Эти битвы стали слишком тяжелы для моих сил. Я не мог и думать, что дела зайдут так далеко. Чтобы показать этим неблагодарным сердцам свою готовность к самоотречению и несправедливость их упреков, я решил оставить их в их глупости и вернуться на службу в Далмацию. Я сразу договорился с владельцем судна об отъезде в Зару, но внезапно траурное событие изменило нашу ситуацию. Это было вечером того дня, когда моя мать так жестоко меня отчитала. Я грустно сидел рядом с креслом отца; бедный старик был нем в своей немощи, я хранил молчание от избытка беспокойства и горя. Слезы катились по щекам больного. Он начал бормотать, делать знаки, настолько красноречивые, что я ясно понял, что он имел в виду. Он страдал от нищеты, в которой оказались его дети и которую уже нельзя было скрыть от его угасших глаз; он одобрял мое противодействие контракту, позорному для нашего имени и катастрофическому для будущего своих дочерей; но он умолял меня уступить, опираясь при этом на ужасный мотив: его неизбежная смерть приведёт к разрыву договора и возвращению нас в наш дворец. Взволнованный до глубины сердца этой душераздирающей сценой, я, стоя на коленях, заклинал моего бедного отца бежать дальше от своих печальных мыслей, которые могли плохо отразиться на его здоровье. Он прервал меня, сделав мне знак помочь ему лечь в постель. Я обхватил его за пояс; ноги его дрожали больше, чем обычно. На полпути от кресла к кровати, он положил голову на мое плечо, сказав: «Я умираю!». Новый апоплексический удар убил его. Я позвал на помощь. Привели врача, но усилия медицины оказались бесполезны. После восьми часов агонии глаза нашего отца навсегда закрылись среди тьмы, в которую остались погружены его дети.

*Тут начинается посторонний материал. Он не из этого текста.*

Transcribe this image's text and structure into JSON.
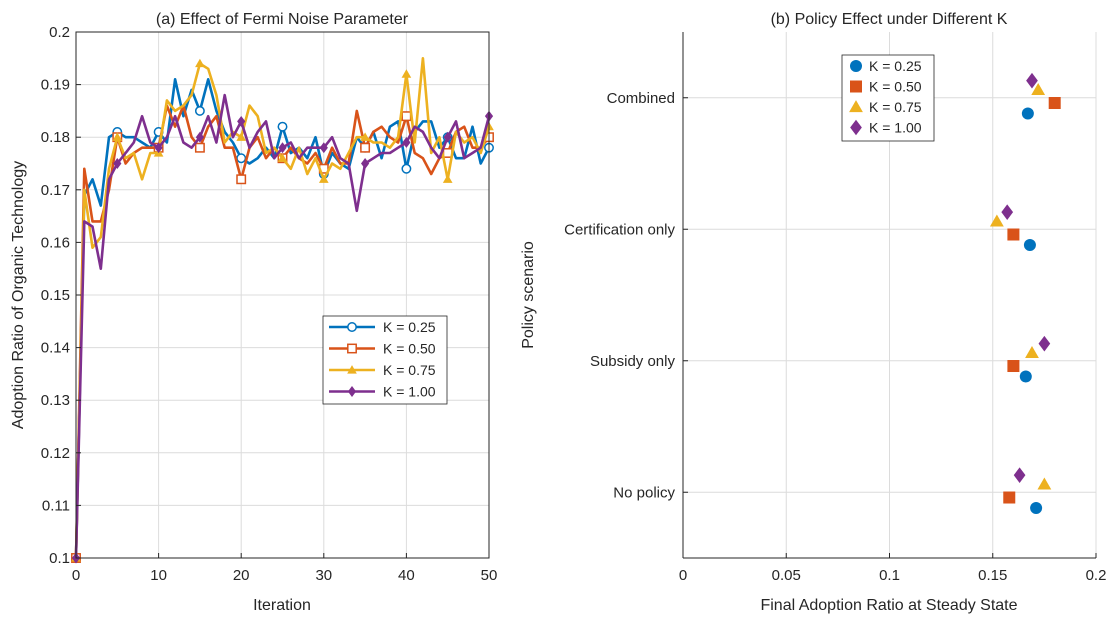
{
  "chart_data": [
    {
      "type": "line",
      "title": "(a) Effect of Fermi Noise Parameter",
      "xlabel": "Iteration",
      "ylabel": "Adoption Ratio of Organic Technology",
      "xlim": [
        0,
        50
      ],
      "ylim": [
        0.1,
        0.2
      ],
      "xticks": [
        "0",
        "10",
        "20",
        "30",
        "40",
        "50"
      ],
      "yticks": [
        "0.1",
        "0.11",
        "0.12",
        "0.13",
        "0.14",
        "0.15",
        "0.16",
        "0.17",
        "0.18",
        "0.19",
        "0.2"
      ],
      "grid": true,
      "legend_position": "center-right",
      "x": [
        0,
        1,
        2,
        3,
        4,
        5,
        6,
        7,
        8,
        9,
        10,
        11,
        12,
        13,
        14,
        15,
        16,
        17,
        18,
        19,
        20,
        21,
        22,
        23,
        24,
        25,
        26,
        27,
        28,
        29,
        30,
        31,
        32,
        33,
        34,
        35,
        36,
        37,
        38,
        39,
        40,
        41,
        42,
        43,
        44,
        45,
        46,
        47,
        48,
        49,
        50
      ],
      "series": [
        {
          "name": "K = 0.25",
          "color": "#0072BD",
          "marker": "circle",
          "values": [
            0.1,
            0.169,
            0.172,
            0.167,
            0.18,
            0.181,
            0.18,
            0.18,
            0.179,
            0.178,
            0.181,
            0.179,
            0.191,
            0.184,
            0.189,
            0.185,
            0.191,
            0.185,
            0.181,
            0.179,
            0.176,
            0.175,
            0.176,
            0.178,
            0.176,
            0.182,
            0.177,
            0.178,
            0.176,
            0.18,
            0.173,
            0.177,
            0.175,
            0.174,
            0.18,
            0.178,
            0.181,
            0.176,
            0.182,
            0.183,
            0.174,
            0.181,
            0.183,
            0.183,
            0.178,
            0.18,
            0.176,
            0.176,
            0.182,
            0.175,
            0.178
          ]
        },
        {
          "name": "K = 0.50",
          "color": "#D95319",
          "marker": "square",
          "values": [
            0.1,
            0.174,
            0.164,
            0.164,
            0.17,
            0.18,
            0.175,
            0.177,
            0.178,
            0.178,
            0.178,
            0.186,
            0.182,
            0.186,
            0.18,
            0.178,
            0.182,
            0.184,
            0.178,
            0.178,
            0.172,
            0.178,
            0.18,
            0.176,
            0.178,
            0.176,
            0.178,
            0.176,
            0.175,
            0.177,
            0.174,
            0.178,
            0.175,
            0.175,
            0.185,
            0.178,
            0.181,
            0.182,
            0.18,
            0.179,
            0.184,
            0.177,
            0.176,
            0.173,
            0.176,
            0.177,
            0.181,
            0.182,
            0.178,
            0.178,
            0.18
          ]
        },
        {
          "name": "K = 0.75",
          "color": "#EDB120",
          "marker": "triangle",
          "values": [
            0.1,
            0.17,
            0.159,
            0.161,
            0.174,
            0.18,
            0.176,
            0.177,
            0.172,
            0.177,
            0.177,
            0.187,
            0.185,
            0.186,
            0.188,
            0.194,
            0.193,
            0.188,
            0.179,
            0.181,
            0.18,
            0.186,
            0.184,
            0.177,
            0.178,
            0.176,
            0.174,
            0.178,
            0.173,
            0.176,
            0.172,
            0.175,
            0.174,
            0.177,
            0.18,
            0.18,
            0.179,
            0.179,
            0.178,
            0.18,
            0.192,
            0.179,
            0.195,
            0.177,
            0.18,
            0.172,
            0.181,
            0.179,
            0.18,
            0.177,
            0.182
          ]
        },
        {
          "name": "K = 1.00",
          "color": "#7E2F8E",
          "marker": "diamond",
          "values": [
            0.1,
            0.164,
            0.163,
            0.155,
            0.172,
            0.175,
            0.177,
            0.179,
            0.184,
            0.179,
            0.178,
            0.18,
            0.184,
            0.179,
            0.178,
            0.18,
            0.184,
            0.179,
            0.188,
            0.18,
            0.183,
            0.178,
            0.181,
            0.183,
            0.176,
            0.178,
            0.179,
            0.176,
            0.178,
            0.178,
            0.178,
            0.18,
            0.176,
            0.175,
            0.166,
            0.175,
            0.176,
            0.177,
            0.177,
            0.178,
            0.179,
            0.182,
            0.181,
            0.178,
            0.176,
            0.18,
            0.183,
            0.176,
            0.177,
            0.178,
            0.184
          ]
        }
      ]
    },
    {
      "type": "scatter",
      "title": "(b) Policy Effect under Different K",
      "xlabel": "Final Adoption Ratio at Steady State",
      "ylabel": "Policy scenario",
      "xlim": [
        0,
        0.2
      ],
      "xticks": [
        "0",
        "0.05",
        "0.1",
        "0.15",
        "0.2"
      ],
      "categories": [
        "No policy",
        "Subsidy only",
        "Certification only",
        "Combined"
      ],
      "grid": true,
      "legend_position": "top-left",
      "series": [
        {
          "name": "K = 0.25",
          "color": "#0072BD",
          "marker": "circle",
          "offset": -0.12,
          "values": [
            0.171,
            0.166,
            0.168,
            0.167
          ]
        },
        {
          "name": "K = 0.50",
          "color": "#D95319",
          "marker": "square",
          "offset": -0.04,
          "values": [
            0.158,
            0.16,
            0.16,
            0.18
          ]
        },
        {
          "name": "K = 0.75",
          "color": "#EDB120",
          "marker": "triangle",
          "offset": 0.06,
          "values": [
            0.175,
            0.169,
            0.152,
            0.172
          ]
        },
        {
          "name": "K = 1.00",
          "color": "#7E2F8E",
          "marker": "diamond",
          "offset": 0.13,
          "values": [
            0.163,
            0.175,
            0.157,
            0.169
          ]
        }
      ]
    }
  ]
}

При отсутствии родственных чувств потрясение и боль всё же дали передышку в наших разногласиях. Можно представить себе состояние наших дел с помощью такой простой детали: на следующий день после этого скорбного события у нас не нашлось необходимых средств, чтобы достойно проводить тело главы семьи к месту упокоения! Мой друг Массимо, который был инициатором моих эскапад в Далмации, снова стал мне опорой. Я написал ему, чтобы сообщить о своих затруднениях, и он отправил тотчас же сумму вдвое больше той, которая была мне нужна.